Working Girl: Elizabeth Hawes

Elizabeth Hawes was one fascinating woman.


In my latest post for On Pins and Needles, I include quotes found in two of Hawes's books, Fashion Is Spinach and It's Still Spinach. In both, she fearlessly opined about her industry and the people working within it.

In It's Still Spinach, she wrote the following:

"There are American women and men -- more of the latter -- who have held that spending time and thought on personal appearance is idle, stupid, and somehow wrong or sinful. This is nonsense. When you are dressed satisfactorily you not only look better but you also feel better. Male or female, you get real pleasure out of looking at yourself in a mirror or catching a glimpse of yourself in fine plate-glass shop windows. You get a big kick out of seeing the kind of people you prefer to have look at you do it not just once but twice. And often these people start following you around. Those you want pursuing you, mentally or in actuality, may be in the office where you work. They may be members of your male or female club, or classmates, or people unknown to you who are met at a party. If you've solved your dressing problems satisfactorily for yourself you are bound to attract the people you want to attract and for the reasons you want to attract them: a better job, a new mate, a competent lover, a fresh friend" (5).

Dressing satisfactorily, the true secret to success. Can it be? It just may give one the self-confidence to pursue a better job, a new mate, a lover and friendship. Hawes may be right.

I read through most of Fashion Is Spinach and through parts of It's Still Spinach, and I am surprised at how direct Hawes chose to be when discussing her like and dislikes. Just read the titles of the chapters in her book, Why Women Cry, published in 1943: "The Content Cow", "Les Riches Bitches", "The Rich-Not-Bitch", "The She-Wolves", and etc. Hawes's frank and occasionally unmannered language is purposeful; it is there to arrest the reader and to be controversial. 
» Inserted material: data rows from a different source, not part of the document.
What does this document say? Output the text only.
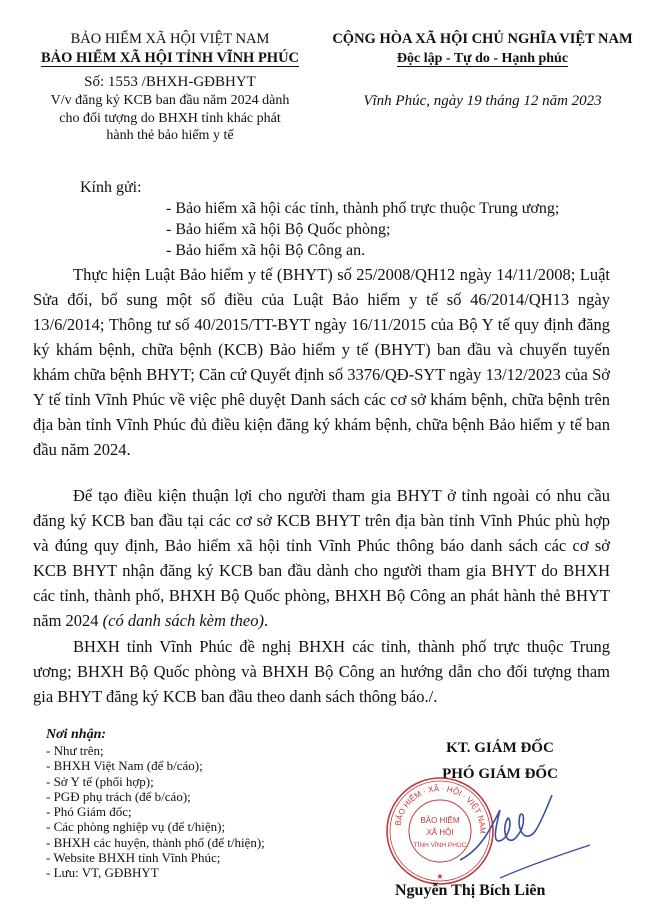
BẢO HIỂM XÃ HỘI VIỆT NAM
BẢO HIỂM XÃ HỘI TỈNH VĨNH PHÚC
Số: 1553 /BHXH-GĐBHYT
V/v đăng ký KCB ban đầu năm 2024 dành
cho đối tượng do BHXH tỉnh khác phát
hành thẻ bảo hiểm y tế
CỘNG HÒA XÃ HỘI CHỦ NGHĨA VIỆT NAM
Độc lập - Tự do - Hạnh phúc
Vĩnh Phúc, ngày 19 tháng 12 năm 2023
Kính gửi:
- Bảo hiểm xã hội các tỉnh, thành phố trực thuộc Trung ương;
- Bảo hiểm xã hội Bộ Quốc phòng;
- Bảo hiểm xã hội Bộ Công an.
Thực hiện Luật Bảo hiểm y tế (BHYT) số 25/2008/QH12 ngày 14/11/2008; Luật Sửa đổi, bổ sung một số điều của Luật Bảo hiểm y tế số 46/2014/QH13 ngày 13/6/2014; Thông tư số 40/2015/TT-BYT ngày 16/11/2015 của Bộ Y tế quy định đăng ký khám bệnh, chữa bệnh (KCB) Bảo hiểm y tế (BHYT) ban đầu và chuyển tuyến khám chữa bệnh BHYT; Căn cứ Quyết định số 3376/QĐ-SYT ngày 13/12/2023 của Sở Y tế tỉnh Vĩnh Phúc về việc phê duyệt Danh sách các cơ sở khám bệnh, chữa bệnh trên địa bàn tỉnh Vĩnh Phúc đủ điều kiện đăng ký khám bệnh, chữa bệnh Bảo hiểm y tế ban đầu năm 2024.
Để tạo điều kiện thuận lợi cho người tham gia BHYT ở tỉnh ngoài có nhu cầu đăng ký KCB ban đầu tại các cơ sở KCB BHYT trên địa bàn tỉnh Vĩnh Phúc phù hợp và đúng quy định, Bảo hiểm xã hội tỉnh Vĩnh Phúc thông báo danh sách các cơ sở KCB BHYT nhận đăng ký KCB ban đầu dành cho người tham gia BHYT do BHXH các tỉnh, thành phố, BHXH Bộ Quốc phòng, BHXH Bộ Công an phát hành thẻ BHYT năm 2024 (có danh sách kèm theo).
BHXH tỉnh Vĩnh Phúc đề nghị BHXH các tỉnh, thành phố trực thuộc Trung ương; BHXH Bộ Quốc phòng và BHXH Bộ Công an hướng dẫn cho đối tượng tham gia BHYT đăng ký KCB ban đầu theo danh sách thông báo./.
Nơi nhận:
- Như trên;
- BHXH Việt Nam (để b/cáo);
- Sở Y tế (phối hợp);
- PGĐ phụ trách (để b/cáo);
- Phó Giám đốc;
- Các phòng nghiệp vụ (để t/hiện);
- BHXH các huyện, thành phố (để t/hiện);
- Website BHXH tỉnh Vĩnh Phúc;
- Lưu: VT, GĐBHYT
KT. GIÁM ĐỐC
PHÓ GIÁM ĐỐC
BẢO HIỂM · XÃ · HỘI · VIỆT NAM
BẢO HIỂM
XÃ HỘI
TỈNH VĨNH PHÚC
★
Nguyễn Thị Bích Liên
And controversial Hawes was. During the McCarthy era, the outspoken Hawes was profiled by the Federal Bureau of Investigation. For a long time, the agency confused another Vassar graduate, Elizabeth Day Hawes, with Hawes. Elizabeth Day Hawes taught textile arts at the liberal Highlander Folk School in Monteagle, Tennessee, and Hawes dossier included the theory that Hawes was traveling regularly between New York City and Tennessee to aid the spread the communist ideals. For more information on this time in Hawe's life, please see Radical By Design: The Life and Style of Elizabeth Hawes  by Bettina Birch.  

Over the next few months, I may return to Hawes's writing. I'm drawn to her stories and appreciate the descriptions she provides of her burgeoning business and her perspective of World War II. Hawes carefully observed the world around her, and her books now serve as records of a past era.